Aux Prés d'Eugénie, l'oreiller moelleux de mousserons et de morilles aux asperges du pays. | Corentin Mossière
À côté des collaborations avec Nestlé et Findus, Michel Guérard va s'attacher à peaufiner l'hôtellerie de luxe d'Eugénie-les-Bains, premier village minceur de France, et installer trois restaurants dont un remarquable bistrot, La Ferme aux Grives. Il va développer les soins de la cure thermale, un atout majeur pour la clientèle d'élite qui veut retrouver la forme.
La Ferme aux Grives. | Yoan Chevojon
Avec son épouse, une femme de cœur, ils vont former un couple épatant, chacun apportant à l'autre ses talents. Ses deux filles Éléonore et Adeline sont aujourd'hui aux commandes des Prés d'Eugénie. Elles font honneur à la mémoire de leur mère disparue en 2017.
À La Ferme aux Grives, le beau poulet de ferme Saint-Germain à la broche, peau croustillante à l'oignon. | Claude Prigent
L'octogénaire Michel Guérard reste un homme heureux «parce que c'est bon pour la santé», juste conclusion de cette biographie exacte, chaleureuse et qui fait du bien. Le plus grand cuisinier de France? Beaucoup de ses confrères en toque le pensent avec raison.
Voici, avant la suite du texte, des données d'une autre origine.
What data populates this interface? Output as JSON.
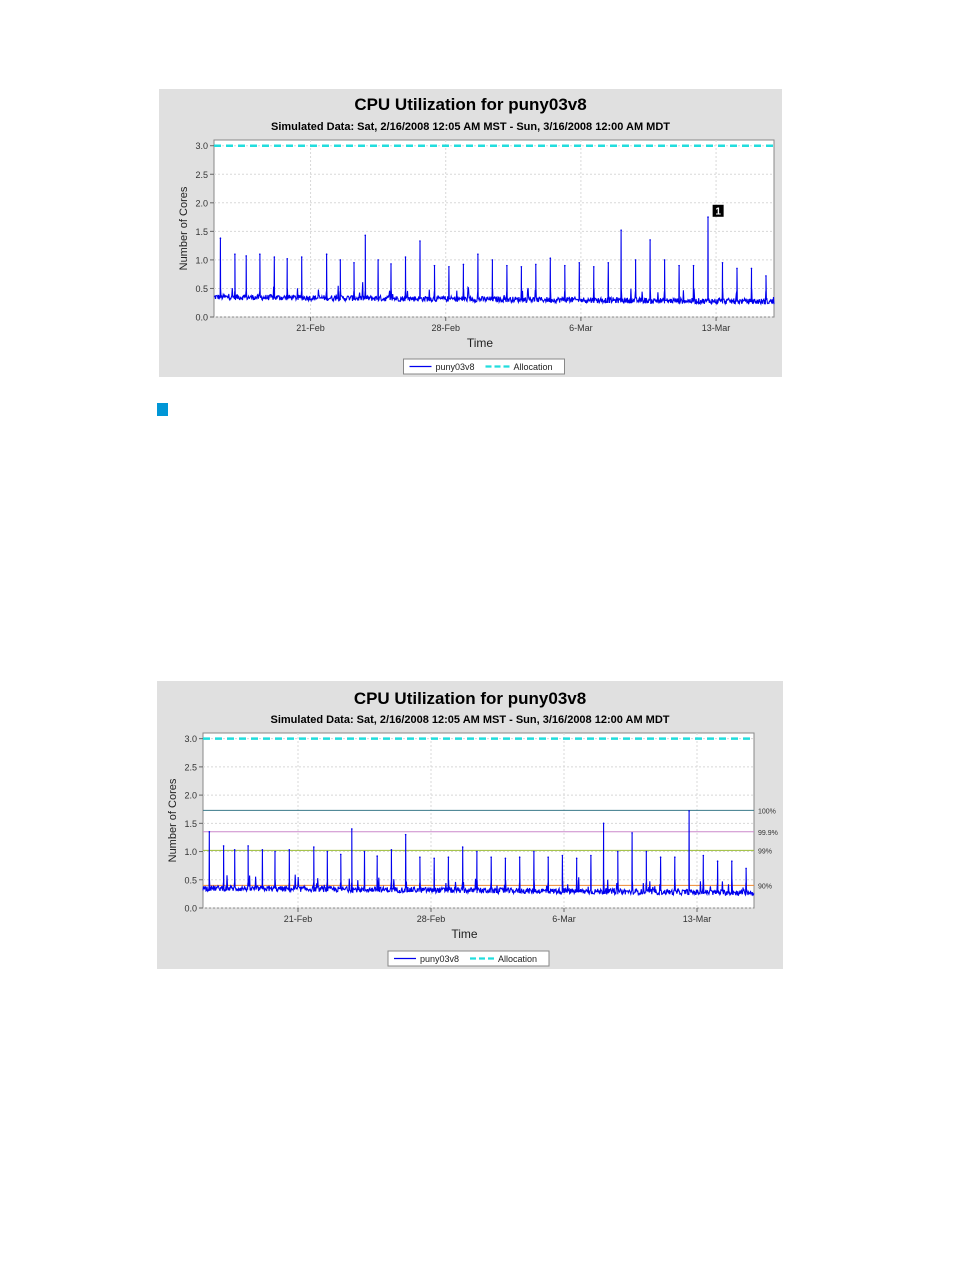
{
  "charts": [
    {
      "title": "CPU Utilization for puny03v8",
      "subtitle": "Simulated Data: Sat, 2/16/2008 12:05 AM MST - Sun, 3/16/2008 12:00 AM MDT",
      "callout_label": "1"
    },
    {
      "title": "CPU Utilization for puny03v8",
      "subtitle": "Simulated Data: Sat, 2/16/2008 12:05 AM MST - Sun, 3/16/2008 12:00 AM MDT"
    }
  ],
  "colors": {
    "series": "#0000ee",
    "allocation": "#22dddd",
    "panel": "#e0e0e0",
    "plot": "#ffffff",
    "callout": "#0096d6"
  },
  "chart_data": [
    {
      "type": "line",
      "title": "CPU Utilization for puny03v8",
      "subtitle": "Simulated Data: Sat, 2/16/2008 12:05 AM MST - Sun, 3/16/2008 12:00 AM MDT",
      "xlabel": "Time",
      "ylabel": "Number of Cores",
      "xlim": [
        "2008-02-16",
        "2008-03-16"
      ],
      "ylim": [
        0,
        3.1
      ],
      "x_ticks": [
        "21-Feb",
        "28-Feb",
        "6-Mar",
        "13-Mar"
      ],
      "x_tick_dates": [
        "2008-02-21",
        "2008-02-28",
        "2008-03-06",
        "2008-03-13"
      ],
      "y_ticks": [
        "0.0",
        "0.5",
        "1.0",
        "1.5",
        "2.0",
        "2.5",
        "3.0"
      ],
      "grid": true,
      "legend_position": "bottom",
      "series": [
        {
          "name": "puny03v8",
          "style": "solid",
          "baseline": 0.3,
          "peaks": [
            {
              "date": "2008-02-16 08:00",
              "value": 1.38
            },
            {
              "date": "2008-02-17 02:00",
              "value": 1.1
            },
            {
              "date": "2008-02-17 16:00",
              "value": 1.07
            },
            {
              "date": "2008-02-18 09:00",
              "value": 1.1
            },
            {
              "date": "2008-02-19 03:00",
              "value": 1.05
            },
            {
              "date": "2008-02-19 19:00",
              "value": 1.02
            },
            {
              "date": "2008-02-20 13:00",
              "value": 1.05
            },
            {
              "date": "2008-02-21 20:00",
              "value": 1.1
            },
            {
              "date": "2008-02-22 13:00",
              "value": 1.0
            },
            {
              "date": "2008-02-23 06:00",
              "value": 0.95
            },
            {
              "date": "2008-02-23 20:00",
              "value": 1.43
            },
            {
              "date": "2008-02-24 12:00",
              "value": 1.0
            },
            {
              "date": "2008-02-25 04:00",
              "value": 0.93
            },
            {
              "date": "2008-02-25 22:00",
              "value": 1.05
            },
            {
              "date": "2008-02-26 16:00",
              "value": 1.33
            },
            {
              "date": "2008-02-27 10:00",
              "value": 0.9
            },
            {
              "date": "2008-02-28 04:00",
              "value": 0.88
            },
            {
              "date": "2008-02-28 22:00",
              "value": 0.92
            },
            {
              "date": "2008-02-29 16:00",
              "value": 1.1
            },
            {
              "date": "2008-03-01 10:00",
              "value": 1.0
            },
            {
              "date": "2008-03-02 04:00",
              "value": 0.9
            },
            {
              "date": "2008-03-02 22:00",
              "value": 0.88
            },
            {
              "date": "2008-03-03 16:00",
              "value": 0.92
            },
            {
              "date": "2008-03-04 10:00",
              "value": 1.03
            },
            {
              "date": "2008-03-05 04:00",
              "value": 0.9
            },
            {
              "date": "2008-03-05 22:00",
              "value": 0.95
            },
            {
              "date": "2008-03-06 16:00",
              "value": 0.88
            },
            {
              "date": "2008-03-07 10:00",
              "value": 0.95
            },
            {
              "date": "2008-03-08 02:00",
              "value": 1.52
            },
            {
              "date": "2008-03-08 20:00",
              "value": 1.0
            },
            {
              "date": "2008-03-09 14:00",
              "value": 1.35
            },
            {
              "date": "2008-03-10 08:00",
              "value": 1.0
            },
            {
              "date": "2008-03-11 02:00",
              "value": 0.9
            },
            {
              "date": "2008-03-11 20:00",
              "value": 0.9
            },
            {
              "date": "2008-03-12 14:00",
              "value": 1.75
            },
            {
              "date": "2008-03-13 08:00",
              "value": 0.95
            },
            {
              "date": "2008-03-14 02:00",
              "value": 0.85
            },
            {
              "date": "2008-03-14 20:00",
              "value": 0.85
            },
            {
              "date": "2008-03-15 14:00",
              "value": 0.72
            }
          ]
        },
        {
          "name": "Allocation",
          "style": "dashed",
          "value": 3.0
        }
      ],
      "annotations": [
        {
          "label": "1",
          "date": "2008-03-12 16:00",
          "value": 1.65
        }
      ]
    },
    {
      "type": "line",
      "title": "CPU Utilization for puny03v8",
      "subtitle": "Simulated Data: Sat, 2/16/2008 12:05 AM MST - Sun, 3/16/2008 12:00 AM MDT",
      "xlabel": "Time",
      "ylabel": "Number of Cores",
      "xlim": [
        "2008-02-16",
        "2008-03-16"
      ],
      "ylim": [
        0,
        3.1
      ],
      "x_ticks": [
        "21-Feb",
        "28-Feb",
        "6-Mar",
        "13-Mar"
      ],
      "x_tick_dates": [
        "2008-02-21",
        "2008-02-28",
        "2008-03-06",
        "2008-03-13"
      ],
      "y_ticks": [
        "0.0",
        "0.5",
        "1.0",
        "1.5",
        "2.0",
        "2.5",
        "3.0"
      ],
      "grid": true,
      "legend_position": "bottom",
      "series": [
        {
          "name": "puny03v8",
          "style": "solid",
          "baseline": 0.3,
          "peaks": [
            {
              "date": "2008-02-16 08:00",
              "value": 1.35
            },
            {
              "date": "2008-02-17 02:00",
              "value": 1.1
            },
            {
              "date": "2008-02-17 16:00",
              "value": 1.03
            },
            {
              "date": "2008-02-18 09:00",
              "value": 1.1
            },
            {
              "date": "2008-02-19 03:00",
              "value": 1.03
            },
            {
              "date": "2008-02-19 19:00",
              "value": 1.0
            },
            {
              "date": "2008-02-20 13:00",
              "value": 1.03
            },
            {
              "date": "2008-02-21 20:00",
              "value": 1.08
            },
            {
              "date": "2008-02-22 13:00",
              "value": 1.0
            },
            {
              "date": "2008-02-23 06:00",
              "value": 0.95
            },
            {
              "date": "2008-02-23 20:00",
              "value": 1.4
            },
            {
              "date": "2008-02-24 12:00",
              "value": 1.0
            },
            {
              "date": "2008-02-25 04:00",
              "value": 0.92
            },
            {
              "date": "2008-02-25 22:00",
              "value": 1.03
            },
            {
              "date": "2008-02-26 16:00",
              "value": 1.3
            },
            {
              "date": "2008-02-27 10:00",
              "value": 0.9
            },
            {
              "date": "2008-02-28 04:00",
              "value": 0.88
            },
            {
              "date": "2008-02-28 22:00",
              "value": 0.9
            },
            {
              "date": "2008-02-29 16:00",
              "value": 1.08
            },
            {
              "date": "2008-03-01 10:00",
              "value": 1.0
            },
            {
              "date": "2008-03-02 04:00",
              "value": 0.9
            },
            {
              "date": "2008-03-02 22:00",
              "value": 0.88
            },
            {
              "date": "2008-03-03 16:00",
              "value": 0.9
            },
            {
              "date": "2008-03-04 10:00",
              "value": 1.0
            },
            {
              "date": "2008-03-05 04:00",
              "value": 0.9
            },
            {
              "date": "2008-03-05 22:00",
              "value": 0.93
            },
            {
              "date": "2008-03-06 16:00",
              "value": 0.88
            },
            {
              "date": "2008-03-07 10:00",
              "value": 0.93
            },
            {
              "date": "2008-03-08 02:00",
              "value": 1.5
            },
            {
              "date": "2008-03-08 20:00",
              "value": 1.0
            },
            {
              "date": "2008-03-09 14:00",
              "value": 1.33
            },
            {
              "date": "2008-03-10 08:00",
              "value": 1.0
            },
            {
              "date": "2008-03-11 02:00",
              "value": 0.9
            },
            {
              "date": "2008-03-11 20:00",
              "value": 0.9
            },
            {
              "date": "2008-03-12 14:00",
              "value": 1.72
            },
            {
              "date": "2008-03-13 08:00",
              "value": 0.93
            },
            {
              "date": "2008-03-14 02:00",
              "value": 0.83
            },
            {
              "date": "2008-03-14 20:00",
              "value": 0.83
            },
            {
              "date": "2008-03-15 14:00",
              "value": 0.7
            }
          ]
        },
        {
          "name": "Allocation",
          "style": "dashed",
          "value": 3.0
        }
      ],
      "percentile_lines": [
        {
          "label": "100%",
          "value": 1.73,
          "color": "#3a7a8a"
        },
        {
          "label": "99.9%",
          "value": 1.35,
          "color": "#cc88cc"
        },
        {
          "label": "99%",
          "value": 1.02,
          "color": "#99bb33"
        },
        {
          "label": "90%",
          "value": 0.4,
          "color": "#ee8833"
        }
      ]
    }
  ]
}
Couverture du livre Michel Guérard, Mémoires de la cuisine française. | Albin Michel
Michel Guérard: mémoire de la cuisine française, entretiens avec Benoît Peeters, Éditions Albin Michel, 256 pages, photos, 22 euros.
Les Prés d'Eugénie – Maison Guérard
Place de l'Impératrice 40320 Eugénie-les-Bains. Tél.: 05 58 05 06 07. Menu Terroir Sublime à 145 euros au restaurant étoilé, servi tous les jours sauf le samedi soir. Menu minceur au déjeuner et au dîner à 60 euros. À La Ferme aux Grives, déjeuner ou souper à 52 euros. Chambres à partir de 270 euros dans trois maisons du parc. Gare et aéroport à Pau.